Getting a grip on market sentiment can help you figure out where stocks are likely to go next, and Goldman Sachs says it’s refined a tool that will allow you to do just that.
Portfolio strategy associate Arjun Menon said the firm tore down and revamped its sentiment indicator to include nine different measurements of how investors were positioned in stocks. In a recent note to clients, Menon said the new sentiment indicator captured more detail and did a better job predicting the market’s direction.
As it stands now, the updated indicator shows that the benchmark S&P 500 is on track for a decline of at least 2% in the next eight weeks, he said. If positioning stays the way it is, and the economy doesn’t improve, it could pose a larger obstacle for the market in the future.
“The likelihood of a positioning-driven sell-off in the near-term has increased,” he wrote. “If economic growth remains modest, extreme positioning could hamper stock returns going forward.”
In the past, Menon said, Goldman measured sentiment using data from the Commodity Futures Trading Commission.
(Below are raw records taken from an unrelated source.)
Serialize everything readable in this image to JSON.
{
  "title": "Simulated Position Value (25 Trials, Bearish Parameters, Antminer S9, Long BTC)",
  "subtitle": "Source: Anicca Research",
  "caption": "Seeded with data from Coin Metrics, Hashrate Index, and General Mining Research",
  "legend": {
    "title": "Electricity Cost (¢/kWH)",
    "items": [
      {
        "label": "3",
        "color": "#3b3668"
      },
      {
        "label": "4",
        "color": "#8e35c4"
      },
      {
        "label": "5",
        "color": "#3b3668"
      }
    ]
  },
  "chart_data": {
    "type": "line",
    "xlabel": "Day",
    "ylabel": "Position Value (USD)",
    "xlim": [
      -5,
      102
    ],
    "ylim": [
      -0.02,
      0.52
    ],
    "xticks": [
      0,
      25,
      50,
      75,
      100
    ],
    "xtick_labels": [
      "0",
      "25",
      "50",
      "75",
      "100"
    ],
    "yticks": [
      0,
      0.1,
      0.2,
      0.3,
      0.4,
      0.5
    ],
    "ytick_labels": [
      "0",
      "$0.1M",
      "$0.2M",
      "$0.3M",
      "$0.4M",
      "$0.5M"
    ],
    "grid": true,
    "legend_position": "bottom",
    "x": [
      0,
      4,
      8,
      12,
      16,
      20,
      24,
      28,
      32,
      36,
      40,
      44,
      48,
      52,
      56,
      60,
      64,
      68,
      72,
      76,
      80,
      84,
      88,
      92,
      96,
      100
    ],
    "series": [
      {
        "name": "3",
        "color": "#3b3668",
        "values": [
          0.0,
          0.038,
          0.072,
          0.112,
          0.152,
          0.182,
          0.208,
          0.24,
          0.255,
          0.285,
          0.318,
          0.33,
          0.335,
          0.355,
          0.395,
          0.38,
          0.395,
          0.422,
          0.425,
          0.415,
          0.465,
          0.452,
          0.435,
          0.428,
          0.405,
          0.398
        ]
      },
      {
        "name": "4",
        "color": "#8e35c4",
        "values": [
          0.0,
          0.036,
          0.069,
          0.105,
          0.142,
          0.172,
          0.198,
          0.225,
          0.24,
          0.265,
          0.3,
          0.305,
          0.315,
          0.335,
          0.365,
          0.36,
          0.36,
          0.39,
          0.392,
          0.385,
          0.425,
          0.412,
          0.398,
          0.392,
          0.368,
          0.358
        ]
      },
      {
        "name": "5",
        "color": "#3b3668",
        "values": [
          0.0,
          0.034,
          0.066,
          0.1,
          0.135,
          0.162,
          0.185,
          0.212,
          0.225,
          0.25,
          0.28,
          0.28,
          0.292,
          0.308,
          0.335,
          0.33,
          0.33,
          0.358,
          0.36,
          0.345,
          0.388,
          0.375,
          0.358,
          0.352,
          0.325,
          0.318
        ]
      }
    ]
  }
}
Now it’s complementing that with eight other types of data to get the most accurate picture of how households, hedge funds, active mutual funds, foreign investors, and others are investing.
Combined, those groups own 80% of stocks, Menon said. He said the updated sentiment indicator has been rising for three weeks and was giving off a “stretched” or high reading. Because sentiment is a contrarian indicator, that’s a negative signal for stocks.
Menon said net exposure by hedge funds hasn’t been this high since July 2018, and demand from foreign investors has risen to its highest level since March.
“Aggregate equity positioning is 1.2 standard deviations above average, indicating that positioning poses a downside risk to S&P 500 returns in the near future,” he wrote. Here’s what the new sentiment indicator is showing:
Regression analysis lets Goldman link the positioning data to subsequent market performance dating back to 2008. It says extreme readings like the current ones are a negative indicator lasting five to eight weeks.
Menon added that the additional sources of data gave the new sentiment indicator much more predictive power than the old one, lending more weight to his forecast of short-term declines. He added that the new indicator was more accurate than the old one when positioning is light, and similarly effective when positioning is stretched.
Still, he said the high levels of sentiment weren’t necessarily a disaster because if economic growth were to get stronger, it would support higher stock prices. That’s what he expects, and he maintains a year-end target of 3,100 for the S&P 500.